Dans mon établissement, il existe des temps d’échange institutionnalisés, comme des réunions de cadre ou des réunions de service, mais je dois reconnaître que les ordres du jour sont parfois extrêmement pauvres, regrette Annick Delpech, directrice des soins d’un hôpital près de Lyon. Les gens discutent davantage entre deux portes ou à la pause café… Voire sur les réseaux sociaux. Mais ces échanges ne sont pas sécurisés et excluent ceux qui ne se trouvent pas au bon endroit au bon moment. »
En peu de mots, Annick Delpech a, à son insu, résumé la complexité des interactions entre soignants à l’hôpital.

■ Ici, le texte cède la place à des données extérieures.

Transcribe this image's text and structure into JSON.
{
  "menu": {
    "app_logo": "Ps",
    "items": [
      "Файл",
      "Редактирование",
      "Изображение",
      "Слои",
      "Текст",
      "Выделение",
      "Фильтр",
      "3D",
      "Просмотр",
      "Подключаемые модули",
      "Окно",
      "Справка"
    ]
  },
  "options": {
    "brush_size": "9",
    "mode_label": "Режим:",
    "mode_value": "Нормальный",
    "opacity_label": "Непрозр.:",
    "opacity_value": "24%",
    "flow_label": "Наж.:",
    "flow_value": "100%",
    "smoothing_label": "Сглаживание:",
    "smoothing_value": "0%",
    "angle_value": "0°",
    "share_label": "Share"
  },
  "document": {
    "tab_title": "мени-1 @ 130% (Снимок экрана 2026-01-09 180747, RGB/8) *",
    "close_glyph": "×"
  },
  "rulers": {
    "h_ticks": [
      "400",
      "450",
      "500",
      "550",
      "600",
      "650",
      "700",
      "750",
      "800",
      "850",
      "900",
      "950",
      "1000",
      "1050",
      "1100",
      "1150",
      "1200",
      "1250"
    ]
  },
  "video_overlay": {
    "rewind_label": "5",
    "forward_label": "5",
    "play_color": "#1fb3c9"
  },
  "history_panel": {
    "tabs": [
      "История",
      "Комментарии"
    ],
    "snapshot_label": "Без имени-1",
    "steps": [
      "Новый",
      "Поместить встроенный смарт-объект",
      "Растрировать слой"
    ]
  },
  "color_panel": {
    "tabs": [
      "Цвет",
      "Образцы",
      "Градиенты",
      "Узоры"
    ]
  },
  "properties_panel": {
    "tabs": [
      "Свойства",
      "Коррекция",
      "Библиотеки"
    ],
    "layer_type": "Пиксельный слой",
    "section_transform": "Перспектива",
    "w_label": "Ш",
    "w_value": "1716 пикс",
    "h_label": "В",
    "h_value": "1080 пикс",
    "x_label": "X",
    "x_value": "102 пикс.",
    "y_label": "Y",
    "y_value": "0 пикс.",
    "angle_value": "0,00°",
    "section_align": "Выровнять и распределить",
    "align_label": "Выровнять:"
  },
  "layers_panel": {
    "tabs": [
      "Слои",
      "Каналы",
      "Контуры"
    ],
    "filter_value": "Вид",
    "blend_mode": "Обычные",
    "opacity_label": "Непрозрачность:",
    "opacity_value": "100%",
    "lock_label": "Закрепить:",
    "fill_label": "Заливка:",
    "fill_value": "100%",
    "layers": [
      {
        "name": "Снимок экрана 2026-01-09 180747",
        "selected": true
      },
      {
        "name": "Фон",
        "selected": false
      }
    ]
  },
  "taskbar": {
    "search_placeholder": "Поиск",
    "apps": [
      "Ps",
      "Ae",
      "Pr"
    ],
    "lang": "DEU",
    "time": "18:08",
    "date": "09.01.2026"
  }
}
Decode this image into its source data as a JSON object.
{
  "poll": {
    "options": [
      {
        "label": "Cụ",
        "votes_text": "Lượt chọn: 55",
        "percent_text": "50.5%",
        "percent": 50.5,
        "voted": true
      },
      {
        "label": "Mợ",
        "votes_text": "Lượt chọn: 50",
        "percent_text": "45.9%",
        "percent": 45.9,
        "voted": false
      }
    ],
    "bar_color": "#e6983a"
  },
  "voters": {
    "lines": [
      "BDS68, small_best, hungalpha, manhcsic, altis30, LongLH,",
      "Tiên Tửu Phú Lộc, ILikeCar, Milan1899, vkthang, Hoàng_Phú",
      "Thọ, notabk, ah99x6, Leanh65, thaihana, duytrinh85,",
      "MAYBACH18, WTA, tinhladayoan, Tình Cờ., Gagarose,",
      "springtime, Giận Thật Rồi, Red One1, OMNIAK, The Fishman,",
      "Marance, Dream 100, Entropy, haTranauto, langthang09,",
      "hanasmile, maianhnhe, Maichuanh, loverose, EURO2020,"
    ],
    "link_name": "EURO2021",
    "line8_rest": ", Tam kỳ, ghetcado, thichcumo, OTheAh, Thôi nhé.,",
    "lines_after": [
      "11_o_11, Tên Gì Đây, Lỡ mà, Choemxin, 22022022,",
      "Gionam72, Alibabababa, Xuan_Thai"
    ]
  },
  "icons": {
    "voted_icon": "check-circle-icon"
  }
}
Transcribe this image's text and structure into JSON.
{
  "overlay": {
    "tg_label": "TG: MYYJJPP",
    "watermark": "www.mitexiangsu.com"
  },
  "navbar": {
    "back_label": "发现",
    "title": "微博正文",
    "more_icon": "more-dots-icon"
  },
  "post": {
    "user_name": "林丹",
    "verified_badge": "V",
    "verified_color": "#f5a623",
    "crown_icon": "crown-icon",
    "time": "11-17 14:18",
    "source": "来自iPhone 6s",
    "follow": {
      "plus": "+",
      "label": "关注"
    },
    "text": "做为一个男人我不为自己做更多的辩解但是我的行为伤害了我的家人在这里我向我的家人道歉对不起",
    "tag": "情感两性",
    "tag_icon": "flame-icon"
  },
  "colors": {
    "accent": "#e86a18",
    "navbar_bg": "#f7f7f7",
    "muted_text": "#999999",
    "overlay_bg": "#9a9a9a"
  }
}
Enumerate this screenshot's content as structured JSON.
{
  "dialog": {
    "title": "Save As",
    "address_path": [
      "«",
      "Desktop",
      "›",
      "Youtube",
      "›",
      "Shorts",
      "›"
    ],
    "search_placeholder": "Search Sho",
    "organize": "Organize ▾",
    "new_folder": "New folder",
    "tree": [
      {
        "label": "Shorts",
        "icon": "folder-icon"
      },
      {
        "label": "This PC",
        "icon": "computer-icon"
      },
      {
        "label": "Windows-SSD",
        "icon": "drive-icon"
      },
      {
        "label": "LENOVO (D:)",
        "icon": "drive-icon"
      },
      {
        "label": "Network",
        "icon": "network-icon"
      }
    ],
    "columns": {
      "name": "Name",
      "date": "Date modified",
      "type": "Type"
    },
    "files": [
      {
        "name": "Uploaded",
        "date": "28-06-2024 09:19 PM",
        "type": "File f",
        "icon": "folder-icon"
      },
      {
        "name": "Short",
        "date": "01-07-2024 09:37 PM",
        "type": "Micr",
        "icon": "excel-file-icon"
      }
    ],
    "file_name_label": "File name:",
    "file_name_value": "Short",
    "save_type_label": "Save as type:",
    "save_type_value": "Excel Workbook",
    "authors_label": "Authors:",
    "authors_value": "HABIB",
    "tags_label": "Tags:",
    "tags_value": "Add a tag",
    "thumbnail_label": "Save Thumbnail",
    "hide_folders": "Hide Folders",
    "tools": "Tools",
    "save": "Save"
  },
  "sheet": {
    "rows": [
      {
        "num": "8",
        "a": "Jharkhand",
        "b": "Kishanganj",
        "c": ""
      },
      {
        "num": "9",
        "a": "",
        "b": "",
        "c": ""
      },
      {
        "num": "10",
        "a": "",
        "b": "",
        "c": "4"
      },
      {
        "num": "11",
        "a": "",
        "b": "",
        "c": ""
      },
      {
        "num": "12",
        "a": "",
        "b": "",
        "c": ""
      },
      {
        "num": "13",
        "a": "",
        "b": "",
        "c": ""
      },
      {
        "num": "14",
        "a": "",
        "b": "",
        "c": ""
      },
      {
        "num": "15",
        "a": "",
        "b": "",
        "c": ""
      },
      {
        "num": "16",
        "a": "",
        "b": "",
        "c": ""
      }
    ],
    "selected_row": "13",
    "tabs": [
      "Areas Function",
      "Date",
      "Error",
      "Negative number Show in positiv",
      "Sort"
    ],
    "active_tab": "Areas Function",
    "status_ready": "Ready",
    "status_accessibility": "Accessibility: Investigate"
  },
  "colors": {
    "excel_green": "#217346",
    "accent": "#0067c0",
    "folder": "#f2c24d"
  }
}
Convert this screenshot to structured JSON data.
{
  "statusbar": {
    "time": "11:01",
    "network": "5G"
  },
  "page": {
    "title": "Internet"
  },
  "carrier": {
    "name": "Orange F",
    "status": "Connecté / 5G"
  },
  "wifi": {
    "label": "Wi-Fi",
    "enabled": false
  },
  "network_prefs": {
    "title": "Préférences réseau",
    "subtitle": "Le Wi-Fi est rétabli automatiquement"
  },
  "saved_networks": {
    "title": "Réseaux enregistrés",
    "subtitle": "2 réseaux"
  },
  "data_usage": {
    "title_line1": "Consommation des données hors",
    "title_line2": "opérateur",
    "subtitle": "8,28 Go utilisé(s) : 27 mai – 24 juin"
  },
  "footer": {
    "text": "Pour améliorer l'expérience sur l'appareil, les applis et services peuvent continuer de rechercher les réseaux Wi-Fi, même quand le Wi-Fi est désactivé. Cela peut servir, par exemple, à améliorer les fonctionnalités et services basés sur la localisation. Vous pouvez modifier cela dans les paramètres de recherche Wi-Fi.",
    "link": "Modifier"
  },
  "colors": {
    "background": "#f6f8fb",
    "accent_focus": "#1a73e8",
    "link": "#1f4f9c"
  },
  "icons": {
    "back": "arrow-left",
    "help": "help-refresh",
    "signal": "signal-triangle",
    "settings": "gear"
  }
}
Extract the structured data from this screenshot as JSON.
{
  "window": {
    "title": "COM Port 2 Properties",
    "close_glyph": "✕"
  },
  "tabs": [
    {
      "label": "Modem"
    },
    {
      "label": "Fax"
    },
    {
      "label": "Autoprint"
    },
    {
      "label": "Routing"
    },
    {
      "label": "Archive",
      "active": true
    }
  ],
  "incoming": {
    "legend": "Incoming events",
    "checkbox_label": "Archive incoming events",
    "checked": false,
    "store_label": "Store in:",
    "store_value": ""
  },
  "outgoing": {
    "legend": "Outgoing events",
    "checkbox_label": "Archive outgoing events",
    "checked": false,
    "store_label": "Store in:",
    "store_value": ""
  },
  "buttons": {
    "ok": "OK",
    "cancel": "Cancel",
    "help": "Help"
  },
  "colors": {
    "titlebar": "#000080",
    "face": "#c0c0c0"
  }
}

En effet, les informations échangées par les professionnels soulèvent plusieurs enjeux : la sécurité des soins, la confidentialité des données de santé, le sentiment d’appartenance à un groupe et les contours de celui-ci, la traçabilité des décisions, la pression hiérarchique, l’exposition publique de vulnérabilités individuelles… Cette partie immergée de l’iceberg conditionne les modes de communication et pourrait bien expliquer ce sentiment généralisé que « c’est compliqué… ».
Car si l’échange d’informations est inévitable dès lors que deux personnes au moins sont impliquées dans une prise en charge, la communication, elle, relève d’un processus plus complet. « On confond souvent information et communication, remarque Philippe Viard, infirmier et docteur en sciences de l’information et de la communication. Les deux sont liées, mais la communication est le contenant, tandis que l’information est le contenu… Avec la communication, on parle en fait de relation humaine. C’est à celle-ci qu’il faut réfléchir. »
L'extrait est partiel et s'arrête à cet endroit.